The objection asserts, “BTP is a potential competing bidder for the Debtors’ assets, and BTP has performed substantial due diligence regarding the Debtors’ business. BTP does not object to the entry of an order establishing procedures for the sale, but those procedures should be fair, should encourage bidding (not chill it), should create a ‘level playing field’ for competing bidders, and should be designed to maximize the value of the Debtors’ assets. Certain aspect of the Debtors’ proposed bidding procedures are contrary to those purposes. In this case, Radians Wareham Holding, (the ‘Loan To Own Bidder’) is seeking to execute an aggressive loan-to-own strategy and has used its leverage to force the Debtors to agree to bidding procedures that will chill bidding. The Loan To Own Bidder acquired the Debtors’ secured debt (which was already in default) prior to the commencement of the bankruptcy cases and commenced sweeping the Debtors’ cash.”

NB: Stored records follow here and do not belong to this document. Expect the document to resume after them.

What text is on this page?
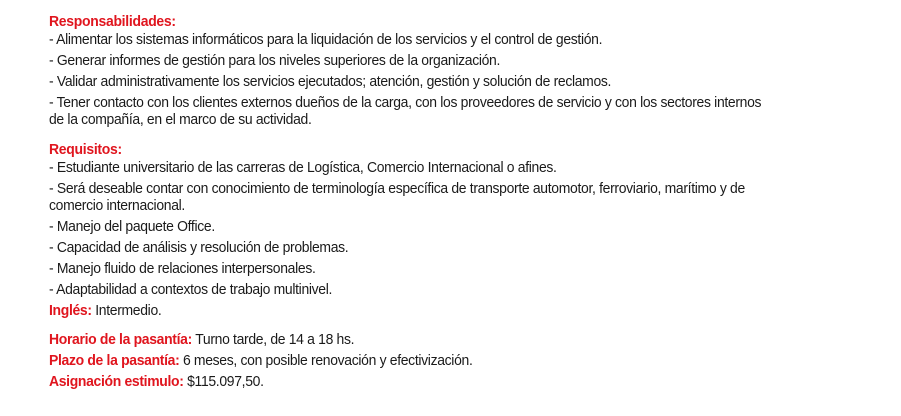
Responsabilidades:
- Alimentar los sistemas informáticos para la liquidación de los servicios y el control de gestión.
- Generar informes de gestión para los niveles superiores de la organización.
- Validar administrativamente los servicios ejecutados; atención, gestión y solución de reclamos.
- Tener contacto con los clientes externos dueños de la carga, con los proveedores de servicio y con los sectores internos
de la compañía, en el marco de su actividad.
Requisitos:
- Estudiante universitario de las carreras de Logística, Comercio Internacional o afines.
- Será deseable contar con conocimiento de terminología específica de transporte automotor, ferroviario, marítimo y de
comercio internacional.
- Manejo del paquete Office.
- Capacidad de análisis y resolución de problemas.
- Manejo fluido de relaciones interpersonales.
- Adaptabilidad a contextos de trabajo multinivel.
Inglés: Intermedio.
Horario de la pasantía: Turno tarde, de 14 a 18 hs.
Plazo de la pasantía: 6 meses, con posible renovación y efectivización.
Asignación estimulo: $115.097,50.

In addition, “This caused a liquidity crisis that apparently permitted the Loan To Own Bidder to extract significant concessions from the Debtors that will chill any potential bidding. First, the proposed bidding procedures (the ‘Bidding Procedures’) require that prospective over-bidders submit a cash deposit of $2 million, which is twice as high as the $1 million deposit paid by the Loan To Own Bidder. Second, the Bidding Procedures’ treatment of the Breakup-Fee is confusing and inconsistent. Third, the Bidding Procedures provide that the bids submitted by prospective over-bidders be either $15,750,000 or $20,750,000….Accordingly, competing bidders have no way of knowing the actual purchase price that they must submit. Finally, the Bidding Procedures provide for a Breakup-Fee in the amount of $500,000, but the Breakup-Fee is unnecessary in these cases because the Loan To Own Bidder is executing an aggressive loan-to-own strategy and does not need any ‘incentive’ to serve as the stalking horse.”